YAZAR VE YÖNETİCİLERDEN DESTEKMollaveisoğlu'nun gazetede yayınlanmadığı için sosyal medyada paylaştığı yazısında Cumhuriyet'in çok sayıda yazar ve yöneticisi de destek verdi.
Yazı İşleri Müdürü Ferda Ongun: Gazetecinin görevi aynı zamanda mesleğinin onurunu korumaktır. Genel yayın yönetmenim Tuncay Mollaveisoğlu onurlu bir gazetecidir. Gazetede yayınlanmayan 'tarihi' yazıyı okumanızı öneririm.
Köşe yazarı Barış Terkoğlu: Cumhuriyet, yalnızca bir gazete değildir. Atatürk devrimlerinin kalesidir. Özgür gazeteciliğin 100 yıllık markasıdır. Bu marka ve büyük değer; Türkiye Cumhuriyeti’nin, halkın ortak değeridir.

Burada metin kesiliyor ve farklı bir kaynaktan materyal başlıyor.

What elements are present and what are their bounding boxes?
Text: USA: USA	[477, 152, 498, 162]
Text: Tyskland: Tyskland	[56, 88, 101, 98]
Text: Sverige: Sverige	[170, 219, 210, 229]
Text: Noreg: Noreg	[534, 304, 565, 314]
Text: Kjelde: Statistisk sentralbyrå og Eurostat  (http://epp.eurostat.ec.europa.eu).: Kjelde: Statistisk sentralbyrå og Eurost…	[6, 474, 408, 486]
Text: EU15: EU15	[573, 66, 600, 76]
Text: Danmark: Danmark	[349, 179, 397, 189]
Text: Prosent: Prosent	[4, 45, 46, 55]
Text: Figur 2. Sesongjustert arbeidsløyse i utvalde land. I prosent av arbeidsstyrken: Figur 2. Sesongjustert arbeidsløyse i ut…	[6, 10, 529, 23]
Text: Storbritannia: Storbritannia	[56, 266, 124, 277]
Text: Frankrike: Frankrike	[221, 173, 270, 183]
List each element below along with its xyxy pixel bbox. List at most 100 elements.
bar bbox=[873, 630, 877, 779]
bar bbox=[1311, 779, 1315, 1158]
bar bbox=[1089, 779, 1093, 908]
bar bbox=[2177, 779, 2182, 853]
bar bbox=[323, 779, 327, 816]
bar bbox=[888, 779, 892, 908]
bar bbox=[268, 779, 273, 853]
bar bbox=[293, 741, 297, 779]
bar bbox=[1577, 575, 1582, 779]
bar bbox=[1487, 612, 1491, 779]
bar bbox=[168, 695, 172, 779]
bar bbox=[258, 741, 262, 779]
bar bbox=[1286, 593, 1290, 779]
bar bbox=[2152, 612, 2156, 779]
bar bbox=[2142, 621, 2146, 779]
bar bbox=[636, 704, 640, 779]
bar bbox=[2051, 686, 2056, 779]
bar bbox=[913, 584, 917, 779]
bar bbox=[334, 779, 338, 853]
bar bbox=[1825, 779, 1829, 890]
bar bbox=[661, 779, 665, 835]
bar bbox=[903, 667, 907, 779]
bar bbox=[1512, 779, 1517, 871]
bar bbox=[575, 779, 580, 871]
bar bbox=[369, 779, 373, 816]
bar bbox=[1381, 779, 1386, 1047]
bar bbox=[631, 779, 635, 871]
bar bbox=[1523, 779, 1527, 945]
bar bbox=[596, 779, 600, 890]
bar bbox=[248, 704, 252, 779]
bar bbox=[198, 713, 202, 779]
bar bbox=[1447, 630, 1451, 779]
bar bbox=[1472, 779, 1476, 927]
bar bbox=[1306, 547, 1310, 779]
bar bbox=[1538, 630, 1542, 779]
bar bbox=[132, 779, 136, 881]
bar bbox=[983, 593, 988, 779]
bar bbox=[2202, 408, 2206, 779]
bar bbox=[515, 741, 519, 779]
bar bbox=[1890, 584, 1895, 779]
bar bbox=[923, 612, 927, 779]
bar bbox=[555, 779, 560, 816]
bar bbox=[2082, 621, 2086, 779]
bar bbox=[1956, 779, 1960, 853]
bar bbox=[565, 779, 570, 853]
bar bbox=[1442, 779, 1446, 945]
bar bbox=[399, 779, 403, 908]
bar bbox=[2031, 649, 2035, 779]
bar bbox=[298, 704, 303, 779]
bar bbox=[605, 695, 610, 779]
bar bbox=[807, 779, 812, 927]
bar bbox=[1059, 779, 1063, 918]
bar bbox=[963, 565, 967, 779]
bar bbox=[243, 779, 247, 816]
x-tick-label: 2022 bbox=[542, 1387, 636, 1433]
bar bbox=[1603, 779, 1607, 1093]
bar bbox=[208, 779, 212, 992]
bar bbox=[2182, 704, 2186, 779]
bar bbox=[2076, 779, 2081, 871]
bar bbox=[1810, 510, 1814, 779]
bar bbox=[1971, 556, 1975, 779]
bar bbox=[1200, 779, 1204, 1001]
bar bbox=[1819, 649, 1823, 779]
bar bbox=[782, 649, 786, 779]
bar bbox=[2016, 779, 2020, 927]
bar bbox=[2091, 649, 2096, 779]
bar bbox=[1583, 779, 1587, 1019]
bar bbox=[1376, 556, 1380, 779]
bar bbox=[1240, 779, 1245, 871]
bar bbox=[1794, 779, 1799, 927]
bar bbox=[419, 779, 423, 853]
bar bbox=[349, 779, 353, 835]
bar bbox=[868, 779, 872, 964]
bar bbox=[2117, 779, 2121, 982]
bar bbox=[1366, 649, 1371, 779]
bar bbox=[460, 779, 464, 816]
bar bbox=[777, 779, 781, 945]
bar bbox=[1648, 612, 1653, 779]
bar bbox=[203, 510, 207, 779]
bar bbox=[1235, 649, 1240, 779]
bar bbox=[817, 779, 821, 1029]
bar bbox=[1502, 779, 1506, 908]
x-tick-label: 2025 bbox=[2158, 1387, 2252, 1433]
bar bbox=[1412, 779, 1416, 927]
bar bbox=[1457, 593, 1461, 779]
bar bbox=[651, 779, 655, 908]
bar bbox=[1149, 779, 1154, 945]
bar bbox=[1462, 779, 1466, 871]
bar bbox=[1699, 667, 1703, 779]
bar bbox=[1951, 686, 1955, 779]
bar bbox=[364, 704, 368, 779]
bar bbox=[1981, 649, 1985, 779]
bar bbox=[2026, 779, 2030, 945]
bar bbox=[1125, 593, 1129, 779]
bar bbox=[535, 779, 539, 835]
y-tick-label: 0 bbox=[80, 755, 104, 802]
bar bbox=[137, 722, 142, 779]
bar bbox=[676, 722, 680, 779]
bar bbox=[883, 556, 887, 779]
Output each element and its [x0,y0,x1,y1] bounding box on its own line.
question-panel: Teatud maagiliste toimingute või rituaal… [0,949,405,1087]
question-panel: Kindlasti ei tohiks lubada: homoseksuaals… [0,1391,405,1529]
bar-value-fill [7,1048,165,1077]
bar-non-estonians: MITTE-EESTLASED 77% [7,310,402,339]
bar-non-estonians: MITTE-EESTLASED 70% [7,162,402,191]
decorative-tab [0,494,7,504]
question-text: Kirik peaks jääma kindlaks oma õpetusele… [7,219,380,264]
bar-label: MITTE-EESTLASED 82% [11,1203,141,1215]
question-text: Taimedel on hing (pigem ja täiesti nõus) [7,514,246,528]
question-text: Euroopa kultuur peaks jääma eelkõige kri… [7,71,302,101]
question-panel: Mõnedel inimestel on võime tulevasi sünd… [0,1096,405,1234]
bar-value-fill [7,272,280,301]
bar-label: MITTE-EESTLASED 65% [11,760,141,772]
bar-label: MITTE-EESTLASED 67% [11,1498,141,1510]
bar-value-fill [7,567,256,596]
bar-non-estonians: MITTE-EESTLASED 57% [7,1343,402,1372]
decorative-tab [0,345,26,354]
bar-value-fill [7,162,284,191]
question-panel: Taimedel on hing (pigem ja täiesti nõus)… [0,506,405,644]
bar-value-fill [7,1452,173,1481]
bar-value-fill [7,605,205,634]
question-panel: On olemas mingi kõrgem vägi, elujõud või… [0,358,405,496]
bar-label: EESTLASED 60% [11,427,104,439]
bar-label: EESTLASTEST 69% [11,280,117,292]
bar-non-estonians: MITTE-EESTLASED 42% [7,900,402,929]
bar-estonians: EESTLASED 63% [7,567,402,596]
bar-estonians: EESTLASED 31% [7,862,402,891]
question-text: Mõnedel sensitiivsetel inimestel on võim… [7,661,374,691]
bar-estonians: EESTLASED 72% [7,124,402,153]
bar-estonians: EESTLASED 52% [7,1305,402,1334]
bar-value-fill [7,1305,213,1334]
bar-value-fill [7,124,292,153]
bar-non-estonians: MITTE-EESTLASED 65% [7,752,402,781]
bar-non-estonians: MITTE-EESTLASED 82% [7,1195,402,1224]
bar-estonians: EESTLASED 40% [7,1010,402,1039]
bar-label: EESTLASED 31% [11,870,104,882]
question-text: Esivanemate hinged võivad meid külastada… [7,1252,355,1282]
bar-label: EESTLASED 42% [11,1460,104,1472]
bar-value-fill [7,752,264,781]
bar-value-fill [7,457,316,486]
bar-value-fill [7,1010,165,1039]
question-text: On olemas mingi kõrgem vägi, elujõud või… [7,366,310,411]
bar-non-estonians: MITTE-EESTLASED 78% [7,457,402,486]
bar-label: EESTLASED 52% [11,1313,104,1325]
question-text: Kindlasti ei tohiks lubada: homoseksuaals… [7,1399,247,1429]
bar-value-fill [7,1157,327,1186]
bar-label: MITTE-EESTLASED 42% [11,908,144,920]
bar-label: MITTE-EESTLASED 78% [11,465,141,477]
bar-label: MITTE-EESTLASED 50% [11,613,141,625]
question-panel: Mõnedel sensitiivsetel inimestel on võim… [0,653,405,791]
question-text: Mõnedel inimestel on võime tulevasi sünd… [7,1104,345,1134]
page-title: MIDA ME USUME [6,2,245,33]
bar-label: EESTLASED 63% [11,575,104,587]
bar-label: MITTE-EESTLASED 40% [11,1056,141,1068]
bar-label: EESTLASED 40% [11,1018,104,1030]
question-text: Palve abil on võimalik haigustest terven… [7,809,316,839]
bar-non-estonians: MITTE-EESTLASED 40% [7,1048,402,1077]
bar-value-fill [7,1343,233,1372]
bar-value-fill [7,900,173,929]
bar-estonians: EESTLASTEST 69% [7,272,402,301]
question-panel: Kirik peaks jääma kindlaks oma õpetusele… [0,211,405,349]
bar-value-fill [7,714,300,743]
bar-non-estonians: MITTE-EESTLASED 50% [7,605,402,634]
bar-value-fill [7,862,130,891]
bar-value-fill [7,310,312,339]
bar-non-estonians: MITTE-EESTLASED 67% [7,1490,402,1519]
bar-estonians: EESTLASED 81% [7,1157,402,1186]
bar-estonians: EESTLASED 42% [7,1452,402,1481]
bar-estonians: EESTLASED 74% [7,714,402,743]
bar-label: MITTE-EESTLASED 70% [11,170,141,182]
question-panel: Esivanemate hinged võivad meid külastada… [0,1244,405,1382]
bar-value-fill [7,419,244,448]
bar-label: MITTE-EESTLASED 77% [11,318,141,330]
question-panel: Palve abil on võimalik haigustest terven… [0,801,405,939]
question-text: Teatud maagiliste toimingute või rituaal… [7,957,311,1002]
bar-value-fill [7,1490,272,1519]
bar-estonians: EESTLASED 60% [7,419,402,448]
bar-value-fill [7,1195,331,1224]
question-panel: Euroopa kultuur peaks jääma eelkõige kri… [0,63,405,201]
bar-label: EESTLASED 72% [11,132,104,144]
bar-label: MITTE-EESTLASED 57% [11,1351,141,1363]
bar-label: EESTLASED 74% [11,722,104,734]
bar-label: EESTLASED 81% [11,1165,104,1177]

Köşe yazarları Barış Pehlivan ve Murat Ağırel: (Alıntı yapıyorlar) "Cumhuriyet yalnızca bir gazete değildir… Atatürk devrimlerinin kalesidir… Özgür gazeteciliğin 100 yıllık markasıdır… Bu marka ve büyük değer Türkiye Cumhuriyeti’nin, halkın ortak değeridir. Cumhuriyet gazetesinin iç gücü, büyük özveri ve gazetecilik aşkı ile çalışan emekçileri, dış gücü ise gazetenin gerçek sahibi okurlarıdır! Cumhuriyet gazetesinin tarihsel mirasına, gazetemizin şehitlerine, Uğur Mumculara borcumuz ödenemez. Cumhuriyet’te hiçbir kişi ve makam gazetenin üzerinde değildir."